FLSmidth can provide the sensor packages or we can assist with interpreting key operational data, Hem said. “If a mine does not have access to the operational data, the first step would be to install the technology and then develop maintenance strategies around it and keep it on a practical level,” Hem said. “Then we could begin to look at integrating data into process optimization decisions.
“There is enormous potential here. We have seen these technologies implemented in other industries. There is a 5% to 10% cost reduction just waiting to happen and these would be big numbers for the mining business. And, the cost to implement is not at all proportional to the savings.”
Over time most industries have experienced incremental improvements in productivity. A large part of the mining industry has seen its productivity decline due to decreasing ore grades. Implementing IoT, digitalization and data-driven decision making could reverse that trend.
Integrating Video Cameras and Expert Systems
Last year a white paper published on Skkynet.com described how the engineers at the San Cristobal mill used a DataHub to connect their DeltaV Professional Plus SCADA system to an SQL Server database in the corporate offices. Taking the project one step further, the engineers decided to connect their two SGS expert systems to DeltaV in a similar way. Located in the Potosi district of southwestern Bolivia, Minera San Cristobal is one of the largest silver-zinc-lead mining projects in the world.
Although the DeltaV system allows an operator to input setpoints and other values directly into the system, Mendizabal and his team wanted to apply an SGS Advanced Systems application to optimize two critical parts of the mineral refining process: grinding and flotation. Each expert system runs on a separate sever. To add to the challenge, the Flotation Expert System also requires real-time data input from two banks of 25 video cameras. These cameras monitor the size, speed, and other qualities of the bubbles as they lift the valuable mineral particles to the surface, where they can be skimmed off as foam. There is one bank of cameras for the zinc flotation circuit, and another for lead.
Each of these five systems-DeltaV, the Grinding Expert System, the Flotation Expert System, and the two camera systems- needed to be connected in real time. Fortunately, each system had an OPC server. What was needed was a way to bridge the OPC servers, aggregate their data streams, and tunnel the data across the network for the other systems. Based on his previous success using the DataHub, Mendizabal chose to apply it to this task. He already had a DataHub connected to the DeltaV system. So he just installed a DataHub on each of the SGS servers, and each of the camera system servers. Then he connected those four DataHubs to the main DataHub running on the DeltaV server.

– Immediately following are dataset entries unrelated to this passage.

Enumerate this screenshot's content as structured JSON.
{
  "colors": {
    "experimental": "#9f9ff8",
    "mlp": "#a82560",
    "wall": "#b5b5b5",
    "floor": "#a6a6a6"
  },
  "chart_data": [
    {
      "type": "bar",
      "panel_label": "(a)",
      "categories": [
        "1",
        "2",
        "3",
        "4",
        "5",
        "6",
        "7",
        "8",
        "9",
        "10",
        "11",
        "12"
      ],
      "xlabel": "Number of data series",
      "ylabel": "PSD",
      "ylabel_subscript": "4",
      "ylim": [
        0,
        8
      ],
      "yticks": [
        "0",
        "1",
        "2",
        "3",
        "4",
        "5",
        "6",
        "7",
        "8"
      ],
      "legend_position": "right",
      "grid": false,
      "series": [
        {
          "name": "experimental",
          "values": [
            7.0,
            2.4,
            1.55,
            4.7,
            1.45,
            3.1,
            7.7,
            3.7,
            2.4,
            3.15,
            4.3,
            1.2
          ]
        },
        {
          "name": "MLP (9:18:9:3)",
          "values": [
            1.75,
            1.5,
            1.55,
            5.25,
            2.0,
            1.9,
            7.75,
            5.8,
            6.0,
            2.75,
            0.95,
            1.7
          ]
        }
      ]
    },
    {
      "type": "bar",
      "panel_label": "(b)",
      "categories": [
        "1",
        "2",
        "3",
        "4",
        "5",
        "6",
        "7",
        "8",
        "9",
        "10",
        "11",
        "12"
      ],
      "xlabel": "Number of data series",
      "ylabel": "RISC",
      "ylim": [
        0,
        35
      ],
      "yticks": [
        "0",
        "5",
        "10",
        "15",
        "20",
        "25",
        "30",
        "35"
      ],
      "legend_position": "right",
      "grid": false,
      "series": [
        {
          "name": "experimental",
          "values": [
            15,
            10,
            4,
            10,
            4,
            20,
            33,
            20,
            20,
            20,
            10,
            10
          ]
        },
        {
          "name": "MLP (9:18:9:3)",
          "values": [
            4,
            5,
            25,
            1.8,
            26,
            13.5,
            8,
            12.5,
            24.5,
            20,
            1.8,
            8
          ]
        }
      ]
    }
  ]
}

“It didn’t take long at all to get the system configured,” Mendizabal said. “Since it is tunneling across the network, we avoided DCOM settings and networking issues entirely. The connection is completely secure and rock-solid.”
When the expert systems are switched on, the plant data flows from DeltaV to the Grinding Expert System and the Flotation Expert System. These systems continuously and intelligently adjust the values of the setpoints, and send them back in real-time to DeltaV, which passes them along to the relevant process. To make its calculations, the Flotation Expert System also takes into account the real-time data that is streaming in from the two Video Camera Systems.
“It is very important to know that when the expert system is controlling the plant we are trusting our production to the Data- Hub,” said Mendizabal. “We are very pleased with its performance, and highly recommend it for this kind of mission-critical work.”